Twitter, whose executives at one time referred to it as "the free speech wing of the free speech party," has been tightening content policies for several years after recognizing that abuses had grown rampant.
Dorsey met privately with academics and senior journalists shortly after the 2016 U.S. election, which former New York Times editor Bill Keller, who attended one meeting, called an "ahead-of-the-pack effort" to cope with fake news and abuse.
Critics say the company was slow to act after that, but it has accelerated its efforts in the last year.
In March, it debuted its "manipulated media" label on a video of Joe Biden, the presumptive Democratic presidential nominee to take on Trump in the Nov. 3 election, posted by the White House social media director.

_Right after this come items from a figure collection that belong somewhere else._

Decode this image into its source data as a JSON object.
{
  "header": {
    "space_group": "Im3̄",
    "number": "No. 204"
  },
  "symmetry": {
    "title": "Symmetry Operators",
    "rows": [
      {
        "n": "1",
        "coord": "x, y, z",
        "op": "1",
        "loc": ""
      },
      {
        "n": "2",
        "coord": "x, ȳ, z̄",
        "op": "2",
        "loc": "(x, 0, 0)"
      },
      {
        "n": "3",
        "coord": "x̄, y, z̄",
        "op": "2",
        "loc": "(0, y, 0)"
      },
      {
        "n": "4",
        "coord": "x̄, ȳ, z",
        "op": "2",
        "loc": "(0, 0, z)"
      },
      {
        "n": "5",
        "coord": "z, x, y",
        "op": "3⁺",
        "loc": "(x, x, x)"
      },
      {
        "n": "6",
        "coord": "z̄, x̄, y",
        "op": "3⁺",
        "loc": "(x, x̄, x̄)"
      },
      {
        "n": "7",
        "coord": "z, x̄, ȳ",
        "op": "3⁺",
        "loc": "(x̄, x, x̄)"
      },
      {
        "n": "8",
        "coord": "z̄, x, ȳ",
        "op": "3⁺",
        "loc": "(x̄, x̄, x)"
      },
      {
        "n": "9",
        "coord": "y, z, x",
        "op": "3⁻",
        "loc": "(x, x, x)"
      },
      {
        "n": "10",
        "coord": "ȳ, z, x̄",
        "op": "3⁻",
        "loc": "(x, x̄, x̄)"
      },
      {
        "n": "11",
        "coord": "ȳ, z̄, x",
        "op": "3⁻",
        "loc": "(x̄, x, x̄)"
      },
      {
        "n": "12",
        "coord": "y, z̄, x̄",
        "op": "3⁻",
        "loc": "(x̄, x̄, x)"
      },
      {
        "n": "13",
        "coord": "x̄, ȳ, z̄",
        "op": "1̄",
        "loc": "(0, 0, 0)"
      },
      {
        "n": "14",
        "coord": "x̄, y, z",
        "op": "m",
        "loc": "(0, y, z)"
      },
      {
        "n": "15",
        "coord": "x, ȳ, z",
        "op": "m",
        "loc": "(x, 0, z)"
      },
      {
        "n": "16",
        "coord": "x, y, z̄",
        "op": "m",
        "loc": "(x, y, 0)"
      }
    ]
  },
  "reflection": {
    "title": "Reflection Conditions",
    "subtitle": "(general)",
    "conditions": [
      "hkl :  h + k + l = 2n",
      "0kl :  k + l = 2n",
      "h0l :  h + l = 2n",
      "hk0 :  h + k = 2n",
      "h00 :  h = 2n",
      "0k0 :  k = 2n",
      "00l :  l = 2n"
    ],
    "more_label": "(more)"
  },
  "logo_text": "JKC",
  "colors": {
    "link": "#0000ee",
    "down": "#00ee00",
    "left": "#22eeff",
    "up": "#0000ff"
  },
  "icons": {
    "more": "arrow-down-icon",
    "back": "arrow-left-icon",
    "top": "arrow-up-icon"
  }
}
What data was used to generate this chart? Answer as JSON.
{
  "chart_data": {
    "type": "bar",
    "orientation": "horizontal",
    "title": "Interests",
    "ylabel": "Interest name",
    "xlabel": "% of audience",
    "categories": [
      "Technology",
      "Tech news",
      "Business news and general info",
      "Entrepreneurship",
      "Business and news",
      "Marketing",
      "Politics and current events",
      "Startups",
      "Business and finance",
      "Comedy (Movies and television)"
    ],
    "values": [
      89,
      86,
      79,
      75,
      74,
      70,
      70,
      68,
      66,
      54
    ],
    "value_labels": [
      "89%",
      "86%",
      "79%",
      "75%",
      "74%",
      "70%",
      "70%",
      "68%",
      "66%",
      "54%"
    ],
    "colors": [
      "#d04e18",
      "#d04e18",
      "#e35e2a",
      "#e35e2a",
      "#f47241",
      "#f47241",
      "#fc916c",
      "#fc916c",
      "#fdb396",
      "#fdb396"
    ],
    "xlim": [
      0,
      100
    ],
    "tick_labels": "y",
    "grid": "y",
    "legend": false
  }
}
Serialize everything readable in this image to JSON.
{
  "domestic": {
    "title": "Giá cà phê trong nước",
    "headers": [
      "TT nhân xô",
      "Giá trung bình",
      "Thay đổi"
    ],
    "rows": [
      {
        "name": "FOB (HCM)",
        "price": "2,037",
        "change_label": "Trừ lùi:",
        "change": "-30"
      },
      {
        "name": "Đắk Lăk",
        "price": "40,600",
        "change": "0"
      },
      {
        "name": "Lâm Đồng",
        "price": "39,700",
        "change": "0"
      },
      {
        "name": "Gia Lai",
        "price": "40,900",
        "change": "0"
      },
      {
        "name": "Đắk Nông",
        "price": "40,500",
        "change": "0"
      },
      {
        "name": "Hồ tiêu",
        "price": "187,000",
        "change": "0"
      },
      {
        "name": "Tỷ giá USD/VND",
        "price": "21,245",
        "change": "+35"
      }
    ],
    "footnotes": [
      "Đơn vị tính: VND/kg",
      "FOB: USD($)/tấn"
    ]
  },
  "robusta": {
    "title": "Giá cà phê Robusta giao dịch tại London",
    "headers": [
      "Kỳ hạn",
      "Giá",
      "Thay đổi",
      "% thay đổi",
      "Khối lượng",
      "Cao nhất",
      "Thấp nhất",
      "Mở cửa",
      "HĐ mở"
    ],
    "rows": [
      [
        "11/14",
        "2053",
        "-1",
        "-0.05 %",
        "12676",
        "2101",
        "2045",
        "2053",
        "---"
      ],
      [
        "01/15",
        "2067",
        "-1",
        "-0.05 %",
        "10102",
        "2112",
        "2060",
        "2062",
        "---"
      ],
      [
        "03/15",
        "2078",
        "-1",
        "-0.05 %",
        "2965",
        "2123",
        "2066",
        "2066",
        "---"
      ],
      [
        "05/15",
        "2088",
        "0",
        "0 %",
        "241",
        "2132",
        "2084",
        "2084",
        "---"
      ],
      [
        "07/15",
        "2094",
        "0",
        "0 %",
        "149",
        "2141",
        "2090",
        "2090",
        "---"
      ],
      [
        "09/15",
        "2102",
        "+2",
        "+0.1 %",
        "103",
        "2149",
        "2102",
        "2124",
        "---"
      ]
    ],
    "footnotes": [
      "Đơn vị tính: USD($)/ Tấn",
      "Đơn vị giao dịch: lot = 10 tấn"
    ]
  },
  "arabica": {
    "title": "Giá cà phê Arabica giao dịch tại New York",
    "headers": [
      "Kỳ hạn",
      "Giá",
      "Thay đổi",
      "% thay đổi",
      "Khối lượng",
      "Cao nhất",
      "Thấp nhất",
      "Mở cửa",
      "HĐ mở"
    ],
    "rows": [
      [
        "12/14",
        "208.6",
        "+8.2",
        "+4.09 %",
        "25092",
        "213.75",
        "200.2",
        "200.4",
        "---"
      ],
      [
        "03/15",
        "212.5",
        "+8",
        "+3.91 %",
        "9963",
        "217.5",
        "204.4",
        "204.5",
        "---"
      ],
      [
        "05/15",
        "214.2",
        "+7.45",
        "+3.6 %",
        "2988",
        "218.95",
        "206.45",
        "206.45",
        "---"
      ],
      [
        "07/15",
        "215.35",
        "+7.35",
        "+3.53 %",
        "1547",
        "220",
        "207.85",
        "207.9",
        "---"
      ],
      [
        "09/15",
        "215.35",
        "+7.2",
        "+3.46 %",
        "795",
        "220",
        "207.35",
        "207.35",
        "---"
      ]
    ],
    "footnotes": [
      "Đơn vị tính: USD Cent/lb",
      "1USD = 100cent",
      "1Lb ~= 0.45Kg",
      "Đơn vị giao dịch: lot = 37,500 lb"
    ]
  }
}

Twitter's content review operation is small relative to its peers, with about 1,500 people. Facebook has about 35,000 people working on "safety and security," including 15,000 moderators, most of them contractors, although it also dwarfs Twitter in size: 2.4 billion daily users compared to Twitter's 166 million.
Facebook, which this week distanced itself from Twitter's actions, is also setting up an independent oversight board to rule on a small number of contentious content decisions.
From January to June last year, Twitter said the company took actions on 1,254,226 accounts for violating its content rules. Twitter does work with independent organizations on content issues, but fact-checking groups, some of them paid by Facebook, told Reuters they wanted more dialogue with Twitter about its new steps.
Baybars Örsek, the executive director of the International Fact-Checking Network at the Poynter Institute, said the organization had reached out to Twitter recommending more transparency features in its fact-checking, such as the use of time-stamps.
Vinny Green, vice president of operations at fact-checking organization Snopes, said he has pressed Twitter to establish partnerships since 2017, but had received tepid responses.
Facebook since 2016 has run a fact-checking program with dozens of external partners, including a Reuters unit.
YouTube, the video service of Alphabet Inc's, in April started showing U.S. viewers information from fact-checkers such as FactCheck.org and PolitiFact, although it declined to share a full list of partners.